Gas prices have surged again amid growing tensions over Russian troops at the Ukrainian border and increased uncertainty over the Nord Stream 2 pipeline.
Natural gas prices in Europe soared to €115 per megawatt hour in Europe on Monday morning, with UK prices increasing 12 per cent above 300p a therm, while US benchmark prices increased 3.77 per cent over the same window.
Prices rose to record highs in October following supply shortages and problems at the pumps, and a fresh rally could now be on the way as the diplomatic crisis between US, Russia and the rest of Europe deepens.
Last week, US Secretary of State Anthony Blinken called for Nord Stream 2 to be blocked if Russia invades Ukraine, with the Kremlin positioning over 120,000 troops near its eastern border during the past month.
The £8.4bn 759-mile pipeline has already been constructed, with initial supplies loaded into the tubes in October, but it is still waiting certification from German regulators.
The process was delayed last month due to governance concerns, with Gazprom backed Nord Stream AG now set to create a specific company to oversee the German area of the pipeline.
A decision is not expected until next year, and the verdict will have to then be approved by the European Commission.
Europe remains reliant on Russian gas
Washington previously agreed with Germany in July not to intervene in the pipeline, which it opposes, provided Russia did not use the new gas supply as a weapon.
Since then there have been severe shortages of gas supplied into Europe, with warnings of potential blackouts, disruption on the Yamal-Europe pipeline, and International Energy Agency criticism that Russia was not supplying enough gas.
There are also concerns Russia is trying to minimise Ukraine’s influence in Europe, with the new pipeline reducing the importance of pipes through Ukraine which it relies on for transit fees.

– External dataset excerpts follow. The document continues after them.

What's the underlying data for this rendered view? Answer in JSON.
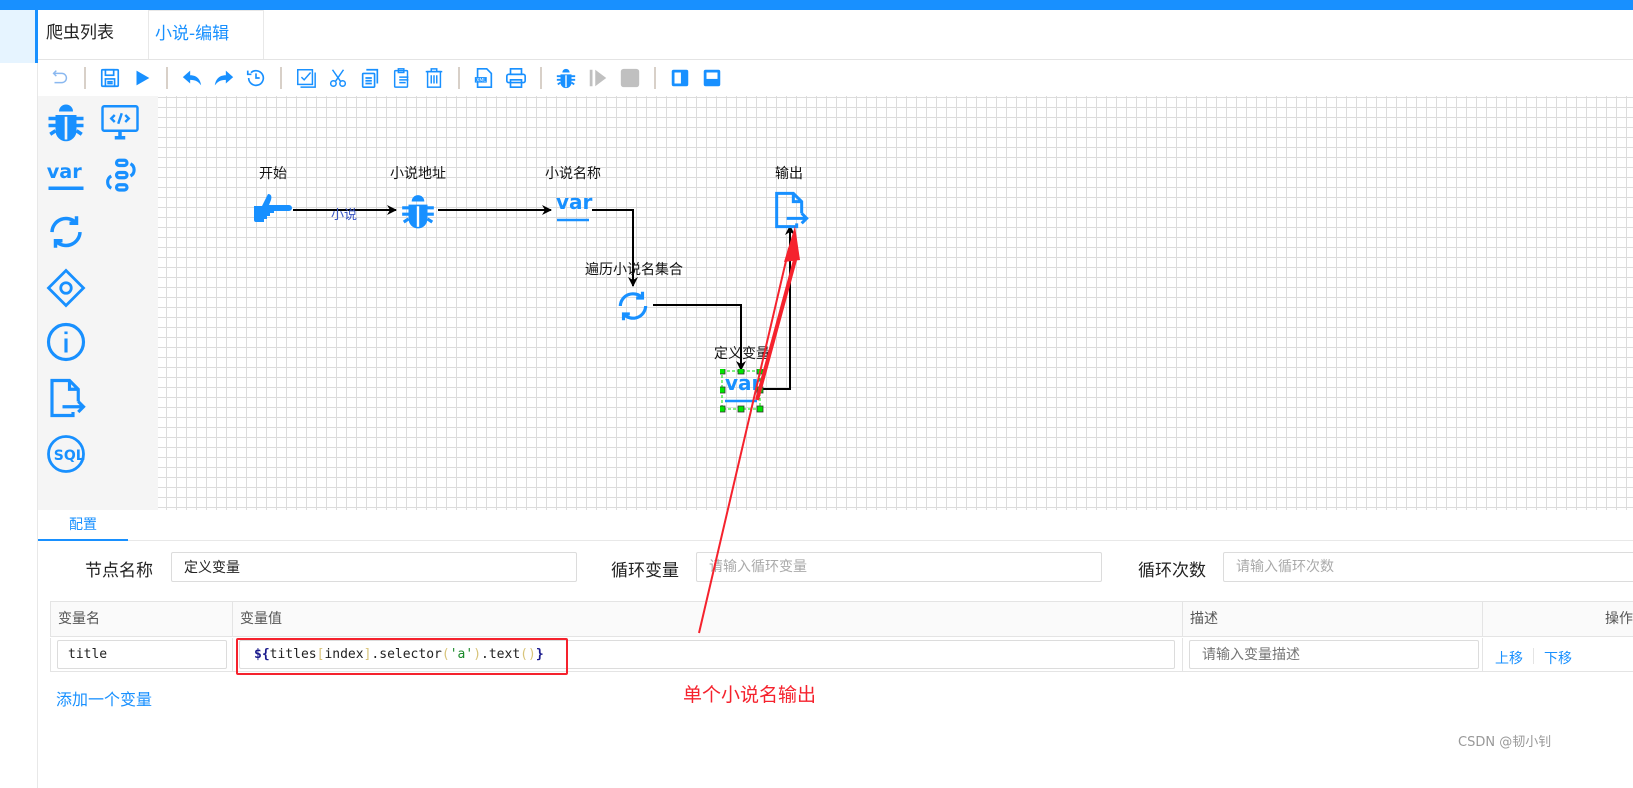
{
  "colors": {
    "accent": "#1890ff",
    "annotation": "#f5222d",
    "handle": "#00e600"
  },
  "tabs": [
    {
      "label": "爬虫列表",
      "active": false
    },
    {
      "label": "小说-编辑",
      "active": true
    }
  ],
  "toolbar": {
    "items": [
      "undo-icon",
      "save-icon",
      "run-icon",
      "back-icon",
      "forward-icon",
      "history-icon",
      "select-all-icon",
      "cut-icon",
      "copy-icon",
      "paste-icon",
      "delete-icon",
      "export-xml-icon",
      "print-icon",
      "debug-icon",
      "resume-icon",
      "stop-icon",
      "toggle-left-panel-icon",
      "toggle-bottom-panel-icon"
    ]
  },
  "palette": {
    "items": [
      "spider-node-icon",
      "script-node-icon",
      "variable-node-icon",
      "process-node-icon",
      "loop-node-icon",
      "condition-node-icon",
      "info-node-icon",
      "output-node-icon",
      "sql-node-icon"
    ]
  },
  "flow": {
    "nodes": [
      {
        "id": "start",
        "label": "开始",
        "type": "start"
      },
      {
        "id": "url",
        "label": "小说地址",
        "type": "spider"
      },
      {
        "id": "names",
        "label": "小说名称",
        "type": "variable"
      },
      {
        "id": "loop",
        "label": "遍历小说名集合",
        "type": "loop"
      },
      {
        "id": "defvar",
        "label": "定义变量",
        "type": "variable",
        "selected": true
      },
      {
        "id": "output",
        "label": "输出",
        "type": "output"
      }
    ],
    "edges": [
      {
        "from": "start",
        "to": "url",
        "label": "小说"
      },
      {
        "from": "url",
        "to": "names",
        "label": ""
      },
      {
        "from": "names",
        "to": "loop",
        "label": ""
      },
      {
        "from": "loop",
        "to": "defvar",
        "label": ""
      },
      {
        "from": "defvar",
        "to": "output",
        "label": ""
      }
    ]
  },
  "config": {
    "tab_label": "配置",
    "node_name_label": "节点名称",
    "node_name_value": "定义变量",
    "loop_var_label": "循环变量",
    "loop_var_placeholder": "请输入循环变量",
    "loop_count_label": "循环次数",
    "loop_count_placeholder": "请输入循环次数",
    "table": {
      "headers": [
        "变量名",
        "变量值",
        "描述",
        "操作"
      ],
      "rows": [
        {
          "name": "title",
          "value": "${titles[index].selector('a').text()}",
          "value_tokens": [
            "${",
            "titles",
            "[",
            "index",
            "]",
            ".selector",
            "(",
            "'a'",
            ")",
            ".text",
            "(",
            ")",
            "}"
          ],
          "description_placeholder": "请输入变量描述",
          "actions": [
            "上移",
            "下移"
          ]
        }
      ]
    },
    "add_variable_label": "添加一个变量"
  },
  "annotation": {
    "text": "单个小说名输出"
  },
  "watermark": "CSDN @韧小钊"
}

The Nord Stream 2 pipeline would effectively double Germany dependence with Russia, supplying 55 billion cubic metres via 759 miles of Baltic Sea pipes.
Europe is already reliant for 35 per cent of its natural gas supplies from Russia.
Russian premier Vladimir Putin has previously dismissed these criticisms as ‘politically motivated blather’ and blamed Europe’s woes on insufficient storage and poorly planned renewable plans.
Gazprom has said it has honoured every contract it has agreed.
During extensive virtual talks last week, Putin reportedly sought assurances from Biden that Ukraine will not be added as a NATO member.
Biden has since stopped short of threatening boots on the ground if Russia invades Ukraine, but he has warned of ‘economic consequences like you have never seen’.
This could include working with European leaders to introduce travel bans and asset freezes for Russian politicians, and reducing financial and banking links with Russia.
EU countries team up to shore up storage
Alongside the embroiling geopolitical chaos, the European Commission is set propose a system for EU countries to jointly procure gas to face off soaring energy prices across the continent.
According to Reuters, details have been shared in a document ahead of the annual European Council summit in Brussels starting this week.
Rising energy prices have left energy suppliers and customers exposed, with governments scrambling to use subsidies and tax breaks to shield consumers from high bills.
This prompted calls for an EU system of joint gas buying.
Reuters reports the Commission will propose an update to gas market rules to be published on Wednesday that would set up such a system
During the COP26 climate conference in Glasgow, the EU reiterated its belief the long-term solution to high fossil fuel prices was to transition to renewable energy.
However, the crisis is increasingly urgent with threats of blackouts this winter unless supply flows increase and more gas can be stored.